This month’s post was going to be about body confidence and actually was half written until yesterday when I caught up on this week’s (week of 12th October 2015) Eastenders on BBC One. One of this week’s storylines followed Fat Boy, the square’s much-loved cockney wide boy and Donna, a bit of a loud mouth market stall holder. The two are mates but this week we saw the sexual tension between the two of them develop into a one-night stand and how they dealt with it afterwards. How they dealt with it because Donna happens to be a short person who sometimes uses a wheelchair.
I’ve spoken about on screen representation before in the post The Curious Incident of the disabled person on Stage and I work in promoting and developing diversity within the TV industry so the idea that on screen representation of difference is important and necessary is not a new one to me. What I hadn’t fully appreciated was quite how personally important it is; how it can make you feel to see someone like you, present your story or something very similar in such a direct and relatable way.
There have been short people on screen a number of times, and the opportunities are slowly increasing with actors such as Warwick Davis and Kiruna Stamell. Although I’ve felt it was a positive thing to see someone similar to me I’ve never really felt an overwhelming connection with it. It was nice to see it but there ended the experience. That was until the character of Donna arrived in Eastenders. Here is a character that is loud, unapologetic, confident and yet a little vulnerable and insecure sometimes. Lisa Hammond, who has the same condition as me, plays Donna, she uses a wheelchair when she’s out of the house but walks when she’s at home!! Hurrah, finally someone like ME!

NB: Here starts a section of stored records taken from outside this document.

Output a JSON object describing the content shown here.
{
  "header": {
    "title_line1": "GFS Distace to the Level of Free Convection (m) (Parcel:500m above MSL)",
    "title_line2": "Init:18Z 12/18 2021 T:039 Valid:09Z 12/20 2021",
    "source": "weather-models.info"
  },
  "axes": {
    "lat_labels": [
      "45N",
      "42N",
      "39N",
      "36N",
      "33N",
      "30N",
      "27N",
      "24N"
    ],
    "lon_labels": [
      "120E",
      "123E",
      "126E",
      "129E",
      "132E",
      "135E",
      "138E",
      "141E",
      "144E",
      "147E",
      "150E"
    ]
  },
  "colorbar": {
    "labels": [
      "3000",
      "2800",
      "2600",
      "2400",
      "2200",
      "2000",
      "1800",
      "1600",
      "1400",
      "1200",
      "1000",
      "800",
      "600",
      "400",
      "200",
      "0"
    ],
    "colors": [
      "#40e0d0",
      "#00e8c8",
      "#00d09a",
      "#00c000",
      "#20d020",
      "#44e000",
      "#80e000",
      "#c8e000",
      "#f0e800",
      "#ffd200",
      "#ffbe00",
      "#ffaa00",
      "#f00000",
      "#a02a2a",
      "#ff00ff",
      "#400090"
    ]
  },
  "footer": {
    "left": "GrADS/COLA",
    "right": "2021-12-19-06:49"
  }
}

It wasn’t until this week that I realised how important it was for that very real similarity to be shown for me to connect. Before, all short actors and characters have either just been shown as wheelchair users or able to walk everywhere and neither of these are singularly my realities. She is also both loud and proud and a little vulnerable and insecure. Having someone on screen that represented me both physically and emotionally felt really quite empowering! To see someone like me get up out of their chair and walk around their flat and walk like me felt reassuring, to see someone whose body looks like mine is surprisingly comforting, and to see someone who is both loud and a little bit scared sometimes reaffirmed in me that it’s OK that I’m not just the vulnerable disabled girl or the loud slightly evil character. I can be me, Sam, who is loud, confident, have a good time, be a bit scared every now and again and need reassuring once in a while without that being questioned and put into one or other box.
This doesn’t just end at having the actors present on screen but is supported by the brilliant writing needed to represent the story and characters in a way that feels real. Lisa Hammond, the actor playing Donna in Eastenders, did a great job this week to show the subtleties of being a woman embarking on a possible new relationship coupled with dealing with her disability and what that means for her and Fat Boy. The vulnerability of Donna and what she was going through felt very close to home and a realistic portrayal. This was so empowering to see and has provided a lot of food for thought. I think a future post will look into this more but for now let’s just say it was great to see.
So yes, diverse representation on screen is incredibly important, not just for influencing the audience to introduce people from all walks of life so that everyone becomes the norm but also so those people from each walk of life can see themselves represented and feel a part of the norm themselves. It’s real and very personal so more must be done and be done right so I, for one, will keep working at it.